We asked Daniel Raimi, senior research associate at Resources for the Future and author of “The Fracking Debate: The Risks, Benefits, and Uncertainties of the Shale Revolution” (Columbia University Press), to explain why we have seen a large increase in the number of human-caused earthquakes, particularly in Oklahoma.
Raimi said: Oklahoma is where they have seen the biggest problems. The reason we’ve seen such a large increase in the number of earthquakes there is because of the geology in Oklahoma. Other big shale plays have not seen large increases in earthquakes even though they are also disposing of large volumes of wastewater.
In addition, policy makers in Oklahoma were relatively slow to respond to the problem. They had their first big earthquake in 2011—a 5.6—but it wasn’t until 2015 that the state put meaningful policies into place to try to reduce the risks from wastewater injection. [Meanwhile, the number of earthquakes in Oklahoma rose from 41 in 2010 to 579 in 2014 to 903 in 2015].
Going forward there are strategies that Oklahoma and other states are employing to reduce earthquakes.
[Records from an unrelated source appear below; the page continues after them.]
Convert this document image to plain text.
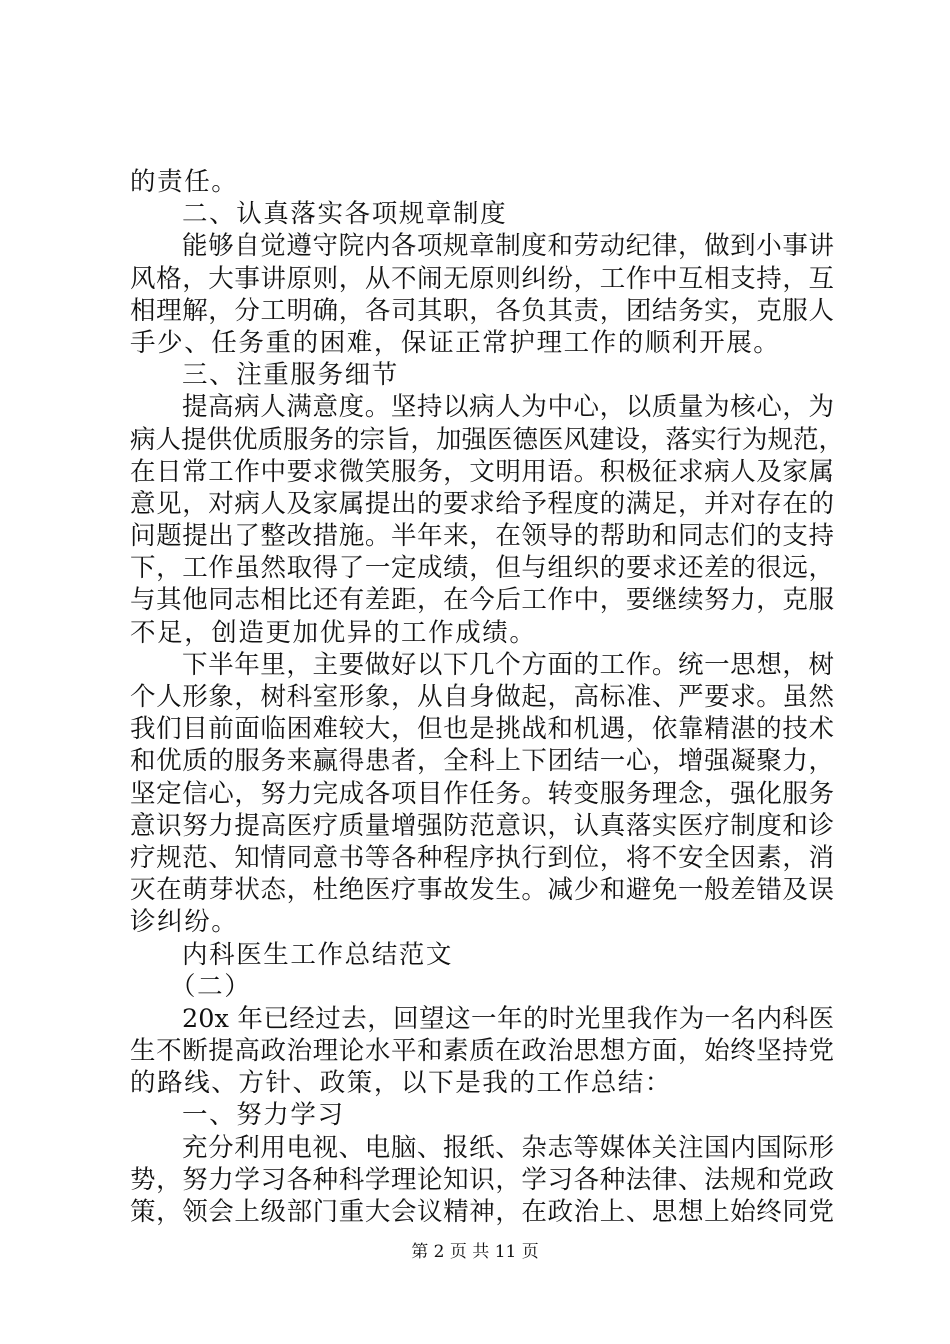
的责任。
二、认真落实各项规章制度
能够自觉遵守院内各项规章制度和劳动纪律，做到小事讲
风格，大事讲原则，从不闹无原则纠纷，工作中互相支持，互
相理解，分工明确，各司其职，各负其责，团结务实，克服人
手少、任务重的困难，保证正常护理工作的顺利开展。
三、注重服务细节
提高病人满意度。坚持以病人为中心，以质量为核心，为
病人提供优质服务的宗旨，加强医德医风建设，落实行为规范，
在日常工作中要求微笑服务，文明用语。积极征求病人及家属
意见，对病人及家属提出的要求给予程度的满足，并对存在的
问题提出了整改措施。半年来，在领导的帮助和同志们的支持
下，工作虽然取得了一定成绩，但与组织的要求还差的很远，
与其他同志相比还有差距，在今后工作中，要继续努力，克服
不足，创造更加优异的工作成绩。
下半年里，主要做好以下几个方面的工作。统一思想，树
个人形象，树科室形象，从自身做起，高标准、严要求。虽然
我们目前面临困难较大，但也是挑战和机遇，依靠精湛的技术
和优质的服务来赢得患者，全科上下团结一心，增强凝聚力，
坚定信心，努力完成各项目作任务。转变服务理念，强化服务
意识努力提高医疗质量增强防范意识，认真落实医疗制度和诊
疗规范、知情同意书等各种程序执行到位，将不安全因素，消
灭在萌芽状态，杜绝医疗事故发生。减少和避免一般差错及误
诊纠纷。
内科医生工作总结范文
（二）
20x 年已经过去，回望这一年的时光里我作为一名内科医
生不断提高政治理论水平和素质在政治思想方面，始终坚持党
的路线、方针、政策，以下是我的工作总结：
一、努力学习
充分利用电视、电脑、报纸、杂志等媒体关注国内国际形
势，努力学习各种科学理论知识，学习各种法律、法规和党政
策，领会上级部门重大会议精神，在政治上、思想上始终同党
第 2 页 共 11 页
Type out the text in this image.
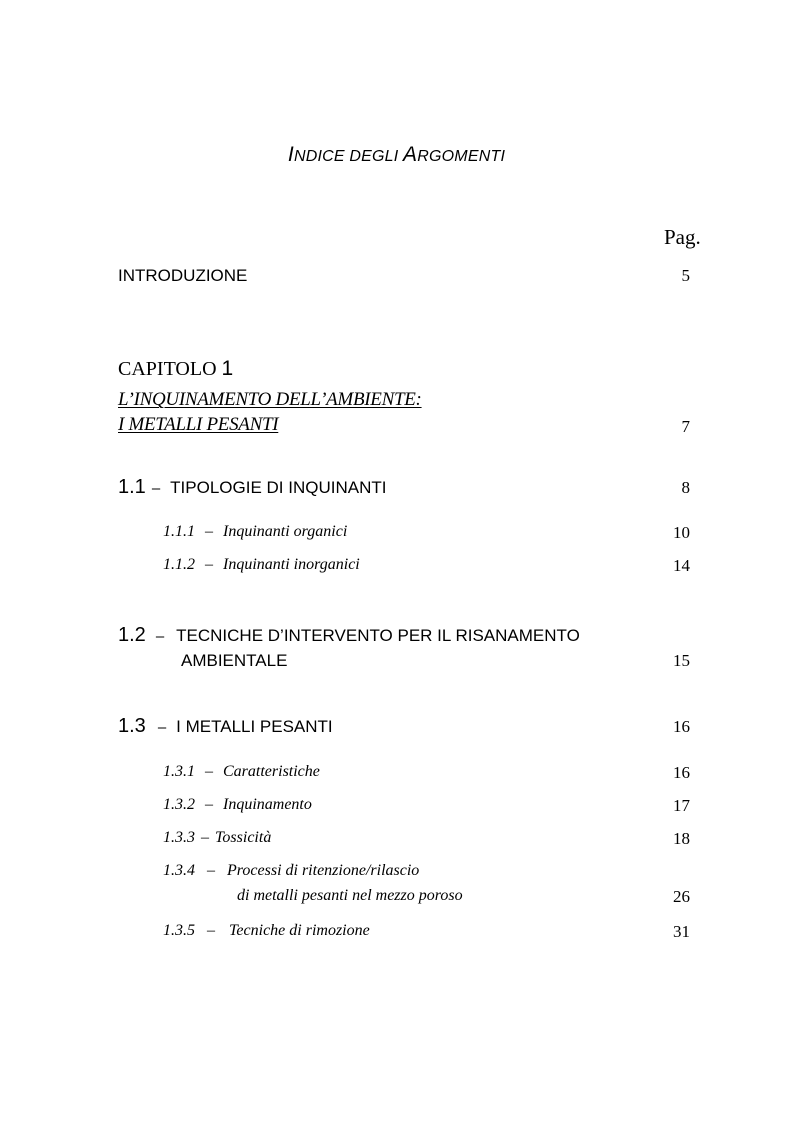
INDICE DEGLI ARGOMENTI
Pag.
INTRODUZIONE	5
CAPITOLO 1
L’INQUINAMENTO DELL’AMBIENTE:
I METALLI PESANTI	7
1.1 – TIPOLOGIE DI INQUINANTI	8
1.1.1 – Inquinanti organici	10
1.1.2 – Inquinanti inorganici	14
1.2 – TECNICHE D’INTERVENTO PER IL RISANAMENTO
AMBIENTALE	15
1.3 – I METALLI PESANTI	16
1.3.1 – Caratteristiche	16
1.3.2 – Inquinamento	17
1.3.3 – Tossicità	18
1.3.4 – Processi di ritenzione/rilascio
di metalli pesanti nel mezzo poroso	26
1.3.5 – Tecniche di rimozione	31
First, they are trying to do a better job of mapping underground fault networks so they can understand where you might not want to inject wastewater because there’s a pretty significant fault that could be activated.
Second, states are putting into place detailed seismic monitoring networks so they can put devices around oil and gas producing regions to measure with great accuracy any small seismic events that might not be picked up by the larger U.S. Geological Survey instruments.
The small quakes are often precursors to larger quakes and this is where policy comes into play. There are a number of places [including Oklahoma] that have implemented what are called “traffic light” systems where if the state detects a small earthquake—say, 1.5 or 2.0 in magnitude—then [the disposal well operator] is given a yellow light that says proceed with caution with your wastewater injection or hydraulic fracturing activity.
If they then see a larger quake—say, magnitude 2.5—then there is a red light which says you need to stop all activities immediately until the state and the operator can figure out what’s going on and reassess the situation.
But it’s unlikely they are going to eliminate the risk entirely because the subsurface is extremely complex and it’s unlikely they are going to understand every nook and cranny that could contribute to an earthquake. But they can reduce the risk of large-scale earthquakes.